Densho Digital Archive
Densho Visual History Collection
Title: Frank Miyamoto Interview IV
Narrator: Frank Miyamoto
Interviewers: Alice Ito (primary), Tatsuya Fukunaga (secondary)
Location: Seattle, Washington
Date: July 7, 2003
Densho ID: denshovh-mfrank-04-0009

<Begin Segment 9>

FM: Now, I want to tell you about the organization of the personnel because, and here, we're talking both about the occupational organization, but also about the social organization of the relations. The A&P, as I say, company, at Waterfall had this contract with the Nakat Packing Company to put out cans of salmon. The Nakat Packing Company ran, I think, four canneries in Southeastern Alaska: Waterfall, which was ours, Hidden Inlet which is farther out, and Union Bay, another, and a fourth one that I don't remember. In any event, the Nakat Packing Company was considered to be one of the more elite of the packing companies in the sense that the layout was good, and the cans were thought to be well-packed and so on. There are, I would say that there are salmon packing companies I've seen in traveling around Southeastern Alaska, whose canned salmon I would prefer not to eat, they were so miserable-looking. But I think our cannery was, as I say, considered to be a model cannery and we were always out trying to set records of one kind or another as an indication of the kind of status we would have among canneries.

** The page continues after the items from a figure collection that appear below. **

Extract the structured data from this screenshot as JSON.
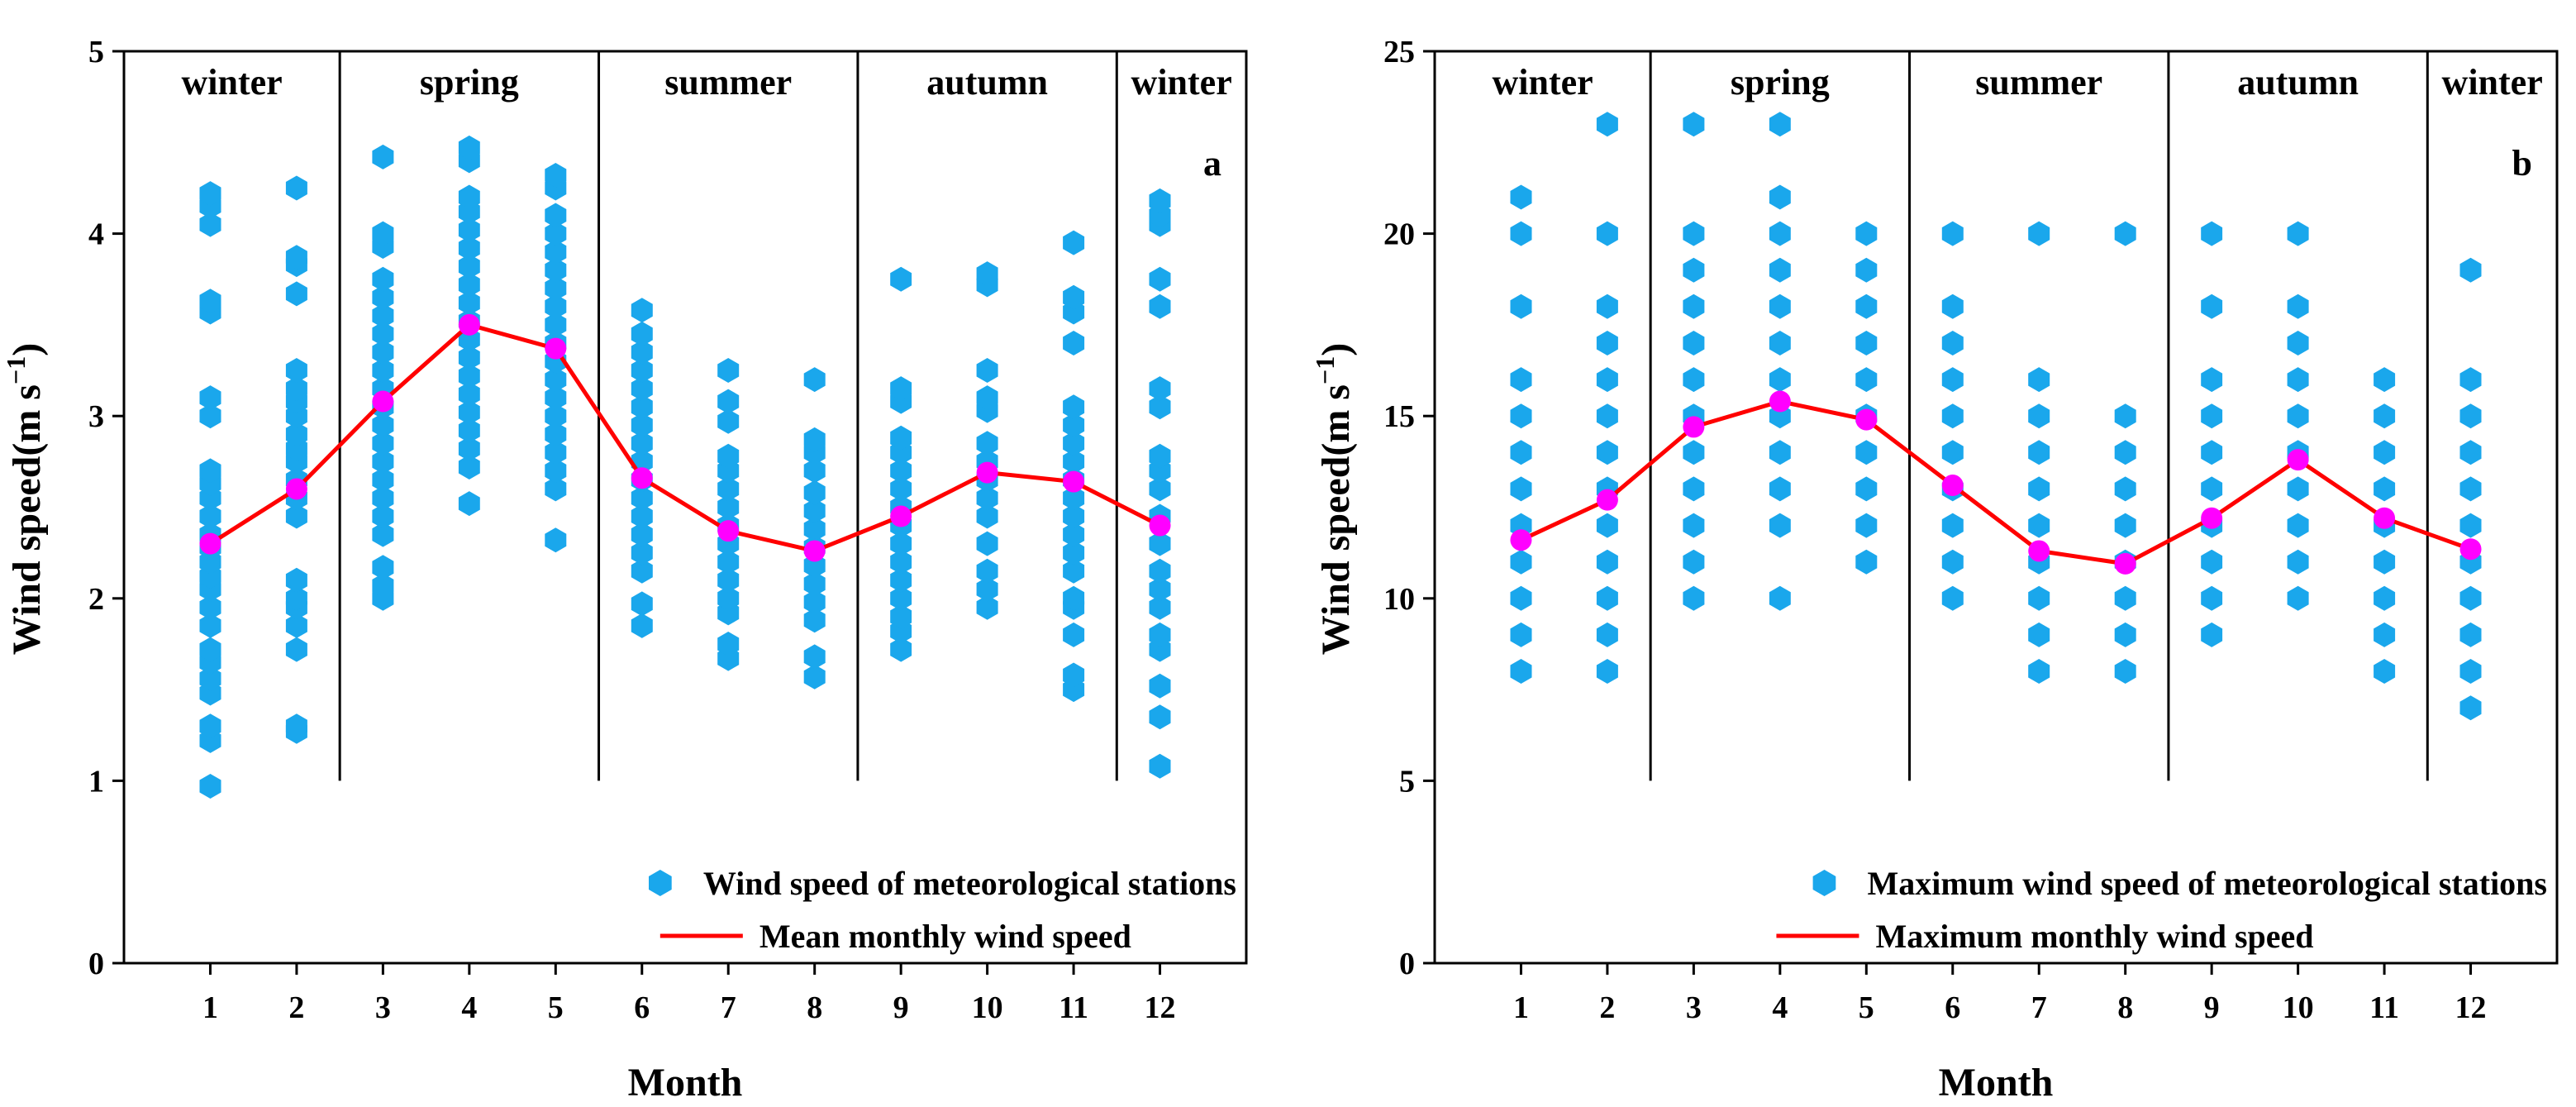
{
  "chart_data": [
    {
      "type": "scatter",
      "panel_label": "a",
      "ylabel": "Wind speed(m s",
      "ylabel_unit_sup": "−1",
      "ylabel_close": ")",
      "xlabel": "Month",
      "xlim": [
        0,
        13
      ],
      "ylim": [
        0,
        5
      ],
      "yticks": [
        0,
        1,
        2,
        3,
        4,
        5
      ],
      "ytick_labels": [
        "0",
        "1",
        "2",
        "3",
        "4",
        "5"
      ],
      "xticks": [
        1,
        2,
        3,
        4,
        5,
        6,
        7,
        8,
        9,
        10,
        11,
        12
      ],
      "xtick_labels": [
        "1",
        "2",
        "3",
        "4",
        "5",
        "6",
        "7",
        "8",
        "9",
        "10",
        "11",
        "12"
      ],
      "seasons": [
        {
          "label": "winter",
          "from": 0,
          "to": 2.5
        },
        {
          "label": "spring",
          "from": 2.5,
          "to": 5.5
        },
        {
          "label": "summer",
          "from": 5.5,
          "to": 8.5
        },
        {
          "label": "autumn",
          "from": 8.5,
          "to": 11.5
        },
        {
          "label": "winter",
          "from": 11.5,
          "to": 13
        }
      ],
      "season_dividers_from_y": 1.0,
      "grid": false,
      "legend_position": "bottom-right",
      "colors": {
        "points": "#1aa7ec",
        "line": "#ff0000",
        "mean_marker": "#ff00ff"
      },
      "series": [
        {
          "name": "Wind speed of meteorological stations",
          "kind": "points",
          "points": [
            [
              1,
              [
                0.97,
                1.22,
                1.3,
                1.48,
                1.56,
                1.65,
                1.72,
                1.85,
                1.95,
                2.05,
                2.12,
                2.2,
                2.28,
                2.35,
                2.45,
                2.55,
                2.63,
                2.7,
                3.0,
                3.1,
                3.57,
                3.63,
                4.05,
                4.15,
                4.22
              ]
            ],
            [
              2,
              [
                1.27,
                1.3,
                1.72,
                1.85,
                1.95,
                2.0,
                2.1,
                2.45,
                2.55,
                2.65,
                2.75,
                2.82,
                2.9,
                3.0,
                3.08,
                3.15,
                3.25,
                3.67,
                3.83,
                3.87,
                4.25
              ]
            ],
            [
              3,
              [
                2.0,
                2.07,
                2.17,
                2.35,
                2.45,
                2.55,
                2.65,
                2.75,
                2.85,
                2.95,
                3.05,
                3.15,
                3.25,
                3.35,
                3.45,
                3.55,
                3.65,
                3.75,
                3.93,
                4.0,
                4.42
              ]
            ],
            [
              4,
              [
                2.52,
                2.72,
                2.82,
                2.92,
                3.02,
                3.12,
                3.22,
                3.32,
                3.42,
                3.52,
                3.62,
                3.72,
                3.82,
                3.92,
                4.02,
                4.12,
                4.2,
                4.4,
                4.47
              ]
            ],
            [
              5,
              [
                2.32,
                2.6,
                2.7,
                2.8,
                2.9,
                3.0,
                3.1,
                3.2,
                3.3,
                3.4,
                3.5,
                3.6,
                3.7,
                3.8,
                3.9,
                4.0,
                4.1,
                4.25,
                4.32
              ]
            ],
            [
              6,
              [
                1.85,
                1.97,
                2.15,
                2.25,
                2.35,
                2.45,
                2.55,
                2.65,
                2.75,
                2.85,
                2.95,
                3.05,
                3.15,
                3.25,
                3.35,
                3.45,
                3.58
              ]
            ],
            [
              7,
              [
                1.67,
                1.75,
                1.92,
                2.0,
                2.1,
                2.2,
                2.3,
                2.4,
                2.5,
                2.6,
                2.7,
                2.78,
                2.97,
                3.08,
                3.25
              ]
            ],
            [
              8,
              [
                1.57,
                1.68,
                1.88,
                1.98,
                2.08,
                2.18,
                2.28,
                2.38,
                2.48,
                2.58,
                2.7,
                2.8,
                2.87,
                3.2
              ]
            ],
            [
              9,
              [
                1.72,
                1.82,
                1.9,
                2.0,
                2.1,
                2.2,
                2.3,
                2.4,
                2.5,
                2.6,
                2.7,
                2.8,
                2.88,
                3.08,
                3.15,
                3.75
              ]
            ],
            [
              10,
              [
                1.95,
                2.05,
                2.15,
                2.3,
                2.45,
                2.55,
                2.65,
                2.75,
                2.85,
                3.03,
                3.1,
                3.25,
                3.72,
                3.78
              ]
            ],
            [
              11,
              [
                1.5,
                1.58,
                1.8,
                1.95,
                2.0,
                2.15,
                2.25,
                2.35,
                2.45,
                2.55,
                2.65,
                2.75,
                2.85,
                2.95,
                3.05,
                3.4,
                3.57,
                3.65,
                3.95
              ]
            ],
            [
              12,
              [
                1.08,
                1.35,
                1.52,
                1.72,
                1.8,
                1.95,
                2.05,
                2.15,
                2.3,
                2.45,
                2.6,
                2.7,
                2.78,
                3.05,
                3.15,
                3.6,
                3.75,
                4.05,
                4.1,
                4.18
              ]
            ]
          ]
        },
        {
          "name": "Mean monthly wind speed",
          "kind": "line",
          "x": [
            1,
            2,
            3,
            4,
            5,
            6,
            7,
            8,
            9,
            10,
            11,
            12
          ],
          "y": [
            2.3,
            2.6,
            3.08,
            3.5,
            3.37,
            2.66,
            2.37,
            2.26,
            2.45,
            2.69,
            2.64,
            2.4
          ]
        }
      ]
    },
    {
      "type": "scatter",
      "panel_label": "b",
      "ylabel": "Wind speed(m s",
      "ylabel_unit_sup": "−1",
      "ylabel_close": ")",
      "xlabel": "Month",
      "xlim": [
        0,
        13
      ],
      "ylim": [
        0,
        25
      ],
      "yticks": [
        0,
        5,
        10,
        15,
        20,
        25
      ],
      "ytick_labels": [
        "0",
        "5",
        "10",
        "15",
        "20",
        "25"
      ],
      "xticks": [
        1,
        2,
        3,
        4,
        5,
        6,
        7,
        8,
        9,
        10,
        11,
        12
      ],
      "xtick_labels": [
        "1",
        "2",
        "3",
        "4",
        "5",
        "6",
        "7",
        "8",
        "9",
        "10",
        "11",
        "12"
      ],
      "seasons": [
        {
          "label": "winter",
          "from": 0,
          "to": 2.5
        },
        {
          "label": "spring",
          "from": 2.5,
          "to": 5.5
        },
        {
          "label": "summer",
          "from": 5.5,
          "to": 8.5
        },
        {
          "label": "autumn",
          "from": 8.5,
          "to": 11.5
        },
        {
          "label": "winter",
          "from": 11.5,
          "to": 13
        }
      ],
      "season_dividers_from_y": 5.0,
      "grid": false,
      "legend_position": "bottom-right",
      "colors": {
        "points": "#1aa7ec",
        "line": "#ff0000",
        "mean_marker": "#ff00ff"
      },
      "series": [
        {
          "name": "Maximum wind speed of meteorological stations",
          "kind": "points",
          "points": [
            [
              1,
              [
                8,
                9,
                10,
                11,
                12,
                13,
                14,
                15,
                16,
                18,
                20,
                21
              ]
            ],
            [
              2,
              [
                8,
                9,
                10,
                11,
                12,
                13,
                14,
                15,
                16,
                17,
                18,
                20,
                23
              ]
            ],
            [
              3,
              [
                10,
                11,
                12,
                13,
                14,
                15,
                16,
                17,
                18,
                19,
                20,
                23
              ]
            ],
            [
              4,
              [
                10,
                12,
                13,
                14,
                15,
                16,
                17,
                18,
                19,
                20,
                21,
                23
              ]
            ],
            [
              5,
              [
                11,
                12,
                13,
                14,
                15,
                16,
                17,
                18,
                19,
                20
              ]
            ],
            [
              6,
              [
                10,
                11,
                12,
                13,
                14,
                15,
                16,
                17,
                18,
                20
              ]
            ],
            [
              7,
              [
                8,
                9,
                10,
                11,
                12,
                13,
                14,
                15,
                16,
                20
              ]
            ],
            [
              8,
              [
                8,
                9,
                10,
                11,
                12,
                13,
                14,
                15,
                20
              ]
            ],
            [
              9,
              [
                9,
                10,
                11,
                12,
                13,
                14,
                15,
                16,
                18,
                20
              ]
            ],
            [
              10,
              [
                10,
                11,
                12,
                13,
                14,
                15,
                16,
                17,
                18,
                20
              ]
            ],
            [
              11,
              [
                8,
                9,
                10,
                11,
                12,
                13,
                14,
                15,
                16
              ]
            ],
            [
              12,
              [
                7,
                8,
                9,
                10,
                11,
                12,
                13,
                14,
                15,
                16,
                19
              ]
            ]
          ]
        },
        {
          "name": "Maximum monthly wind speed",
          "kind": "line",
          "x": [
            1,
            2,
            3,
            4,
            5,
            6,
            7,
            8,
            9,
            10,
            11,
            12
          ],
          "y": [
            11.6,
            12.7,
            14.7,
            15.4,
            14.9,
            13.1,
            11.3,
            10.95,
            12.2,
            13.8,
            12.2,
            11.35
          ]
        }
      ]
    }
  ]
}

Now, the head of this company had... the white personnel had its own lodging area, separate from the Asians and from the Native Americans, and one of the choice areas, so to speak, nice view of the ocean or sea from where their lodging was. And they had a very attractive dining room compared to ours, individual living spaces and so on. The head of the Nakat Packing Company seemed to spend more time at Waterfall than at Hidden Inlet or Union Bay, but every now and then he would take off for these other canneries. Anyway, we saw him from time to time. And they would... they traveled by boat. They had their own yacht which would come in, or leave. The vice president, who spent even more time at Nakat... I mean, at Waterfall, was a man named Bushman. And I remember that his name was well-known here in the Seattle area, in fact, my wife knew his daughter because of the fact that she took piano lessons from the same teacher that my wife had. And then he had sons, one of whom, as it happened, was killed in a fishing boat accident during the season, one of the seasons when I was there. So the Bushman family was, often spent a fair amount of time at Waterfall. It was attractive enough to have them there.

And these were the people at the top. The, at least, I think the Nisei whom I knew looked upon these as people who were way up there on top, doing whatever they were. We didn't understand fully, but they were the top dogs in this system; and in a sense, we knew it. Then there was a white foreman, overseeing the whole canning operation, including, I suppose, relating to the fishing, the fishing boat crews that would bring the fish in as well. He had, in a sense, the management of the whole operation in mind. And I got, because of the kind of function I began to serve with respect to the filling machine that I described earlier, I got to know him pretty well. He and I had occasions to relate to each other, which I will tell about later, a little bit. And he oversaw this crew of mechanics and so on and the head mechanic I described before, who was trying to upgrade the canning machine, related most closely with the foreman. I could see that there were hierarchies of relationship that led straight down, in a sense, from the top dog through, down to us as low workers on the scene.